I’d finally given in to buying glasses to wear full time instead of just reading glasses. Would I ever adjust to this new way to use this tool on my face?
Pointing my nose felt unnatural. It sits right on the front of my face but so often I ignore it. (Unless I have a cold.)
But could that be happening with my husband, I wondered?
We’re on the challenging journey of selling our house. Many outside voices are chiming in with opinions about what we should do.
We have had to sit down and point our noses toward each other to get on the same page. It’s been helpful to focus on what we are each thinking or feeling about an option. We come away refocused on us and our priorities.
My nose is invisible to me unless I concentrate. But the optician drew my attention to my nose so I could obtain my clearest perspective. “Don't worry. Most people can adjust in two weeks or less,” she assured me.
As my husband and I point forward together toward our goals—like a bifocal lens, you could say—we’re more clear-sighted. But I have to intentionally point my nose in his direction. I’ve found I need to concentrate on him with a narrow pathway of vision, ignoring less-clear images on the periphery.

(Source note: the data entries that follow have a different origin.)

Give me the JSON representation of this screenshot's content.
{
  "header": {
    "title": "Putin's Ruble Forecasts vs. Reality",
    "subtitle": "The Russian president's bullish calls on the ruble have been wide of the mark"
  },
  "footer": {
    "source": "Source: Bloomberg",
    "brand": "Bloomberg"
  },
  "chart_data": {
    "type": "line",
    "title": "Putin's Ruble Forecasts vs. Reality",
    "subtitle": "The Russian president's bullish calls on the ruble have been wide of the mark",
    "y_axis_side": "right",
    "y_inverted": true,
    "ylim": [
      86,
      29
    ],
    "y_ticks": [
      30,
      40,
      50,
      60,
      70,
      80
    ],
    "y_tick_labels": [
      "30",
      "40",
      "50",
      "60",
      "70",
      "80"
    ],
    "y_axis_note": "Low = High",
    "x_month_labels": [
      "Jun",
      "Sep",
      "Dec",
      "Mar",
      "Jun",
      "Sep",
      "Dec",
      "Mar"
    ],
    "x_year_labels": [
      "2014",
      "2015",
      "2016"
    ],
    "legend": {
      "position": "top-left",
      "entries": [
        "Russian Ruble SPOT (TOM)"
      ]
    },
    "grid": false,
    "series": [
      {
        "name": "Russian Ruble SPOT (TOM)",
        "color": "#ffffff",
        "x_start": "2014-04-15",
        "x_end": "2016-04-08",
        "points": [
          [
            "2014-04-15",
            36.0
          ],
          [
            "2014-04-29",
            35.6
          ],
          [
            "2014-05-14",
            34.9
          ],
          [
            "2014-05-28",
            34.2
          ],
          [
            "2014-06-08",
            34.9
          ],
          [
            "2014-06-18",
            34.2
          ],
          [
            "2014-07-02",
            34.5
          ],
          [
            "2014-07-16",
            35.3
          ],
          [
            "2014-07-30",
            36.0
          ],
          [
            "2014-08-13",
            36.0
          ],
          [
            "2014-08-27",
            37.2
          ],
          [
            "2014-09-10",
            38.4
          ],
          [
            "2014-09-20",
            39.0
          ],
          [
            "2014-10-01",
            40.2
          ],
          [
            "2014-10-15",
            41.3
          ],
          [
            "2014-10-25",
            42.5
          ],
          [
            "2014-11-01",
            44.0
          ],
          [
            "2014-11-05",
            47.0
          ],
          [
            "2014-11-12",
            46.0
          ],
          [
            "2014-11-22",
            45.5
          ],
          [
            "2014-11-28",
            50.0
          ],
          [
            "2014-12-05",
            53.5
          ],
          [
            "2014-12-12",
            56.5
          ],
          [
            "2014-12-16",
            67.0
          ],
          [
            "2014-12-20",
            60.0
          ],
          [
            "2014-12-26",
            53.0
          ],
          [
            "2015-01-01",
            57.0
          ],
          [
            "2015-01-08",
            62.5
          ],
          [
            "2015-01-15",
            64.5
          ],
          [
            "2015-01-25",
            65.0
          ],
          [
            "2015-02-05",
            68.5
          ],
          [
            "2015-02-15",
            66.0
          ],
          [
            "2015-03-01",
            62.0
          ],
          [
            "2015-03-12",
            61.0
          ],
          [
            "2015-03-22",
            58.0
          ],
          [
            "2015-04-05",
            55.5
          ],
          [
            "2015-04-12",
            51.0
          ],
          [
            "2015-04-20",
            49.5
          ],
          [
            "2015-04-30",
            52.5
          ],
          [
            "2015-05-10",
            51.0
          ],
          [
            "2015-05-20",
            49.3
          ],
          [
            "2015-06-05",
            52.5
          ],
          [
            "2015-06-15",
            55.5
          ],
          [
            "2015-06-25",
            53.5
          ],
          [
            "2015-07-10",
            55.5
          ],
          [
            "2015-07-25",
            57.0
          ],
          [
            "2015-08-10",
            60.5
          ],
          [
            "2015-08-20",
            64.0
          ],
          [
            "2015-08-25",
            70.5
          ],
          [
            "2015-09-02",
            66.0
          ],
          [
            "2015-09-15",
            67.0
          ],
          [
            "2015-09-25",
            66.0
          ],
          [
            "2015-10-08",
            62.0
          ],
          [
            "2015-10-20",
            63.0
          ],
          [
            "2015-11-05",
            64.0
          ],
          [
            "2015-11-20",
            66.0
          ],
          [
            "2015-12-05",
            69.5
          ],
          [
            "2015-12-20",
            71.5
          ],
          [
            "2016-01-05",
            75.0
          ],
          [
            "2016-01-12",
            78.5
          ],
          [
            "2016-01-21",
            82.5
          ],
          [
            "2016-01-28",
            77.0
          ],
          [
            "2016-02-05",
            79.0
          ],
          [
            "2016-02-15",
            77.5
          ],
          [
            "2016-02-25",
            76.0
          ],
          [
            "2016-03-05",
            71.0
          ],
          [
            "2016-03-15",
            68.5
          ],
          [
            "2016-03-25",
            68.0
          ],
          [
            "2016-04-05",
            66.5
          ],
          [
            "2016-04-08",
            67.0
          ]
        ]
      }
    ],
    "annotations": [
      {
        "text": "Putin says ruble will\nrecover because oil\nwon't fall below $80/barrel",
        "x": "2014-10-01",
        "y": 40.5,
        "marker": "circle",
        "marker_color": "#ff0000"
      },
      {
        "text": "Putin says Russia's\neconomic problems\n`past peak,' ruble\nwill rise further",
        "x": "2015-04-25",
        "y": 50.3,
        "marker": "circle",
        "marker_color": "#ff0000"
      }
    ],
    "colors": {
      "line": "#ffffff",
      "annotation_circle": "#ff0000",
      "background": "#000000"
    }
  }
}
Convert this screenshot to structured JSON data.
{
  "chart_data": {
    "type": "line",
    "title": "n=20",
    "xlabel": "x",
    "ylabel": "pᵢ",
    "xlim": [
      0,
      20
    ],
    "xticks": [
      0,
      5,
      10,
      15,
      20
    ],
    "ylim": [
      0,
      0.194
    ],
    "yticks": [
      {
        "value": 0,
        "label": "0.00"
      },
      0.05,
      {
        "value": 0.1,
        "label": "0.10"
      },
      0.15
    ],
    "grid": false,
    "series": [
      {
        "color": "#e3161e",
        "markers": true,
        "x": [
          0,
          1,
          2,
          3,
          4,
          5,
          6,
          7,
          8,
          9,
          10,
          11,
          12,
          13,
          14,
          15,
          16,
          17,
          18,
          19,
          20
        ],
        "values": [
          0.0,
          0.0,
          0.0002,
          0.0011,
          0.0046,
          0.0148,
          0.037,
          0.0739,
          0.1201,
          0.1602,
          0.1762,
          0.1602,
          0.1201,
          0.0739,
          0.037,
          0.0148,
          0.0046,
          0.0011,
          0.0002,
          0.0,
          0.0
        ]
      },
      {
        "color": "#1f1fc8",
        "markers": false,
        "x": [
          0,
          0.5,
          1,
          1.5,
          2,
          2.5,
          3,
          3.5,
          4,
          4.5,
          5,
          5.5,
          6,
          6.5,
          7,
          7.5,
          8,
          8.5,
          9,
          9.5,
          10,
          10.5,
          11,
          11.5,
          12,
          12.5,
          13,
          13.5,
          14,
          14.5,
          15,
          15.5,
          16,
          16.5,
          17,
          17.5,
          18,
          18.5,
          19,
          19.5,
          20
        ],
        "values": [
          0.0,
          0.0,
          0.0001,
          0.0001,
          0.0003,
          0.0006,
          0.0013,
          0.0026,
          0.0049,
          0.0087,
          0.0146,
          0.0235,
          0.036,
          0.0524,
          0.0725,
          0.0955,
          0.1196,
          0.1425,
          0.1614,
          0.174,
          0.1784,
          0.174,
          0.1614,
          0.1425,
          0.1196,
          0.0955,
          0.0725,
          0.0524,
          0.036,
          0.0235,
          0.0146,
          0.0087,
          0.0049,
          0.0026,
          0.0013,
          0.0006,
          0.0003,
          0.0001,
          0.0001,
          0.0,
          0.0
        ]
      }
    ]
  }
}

That takes intentionality. But the time it took to learn to intentionally point to him? It was well worth seeing my husband’s eyes more precisely—and thus his heart.
The Good Stuff: “Therefore, change your hearts and stop being stubborn.” (Deuteronomy 10:16, NLT)
Action Points: To what are you pointing your nose? Sometimes seeing a spouse requires new, “unnatural” habits. What sight could you gain?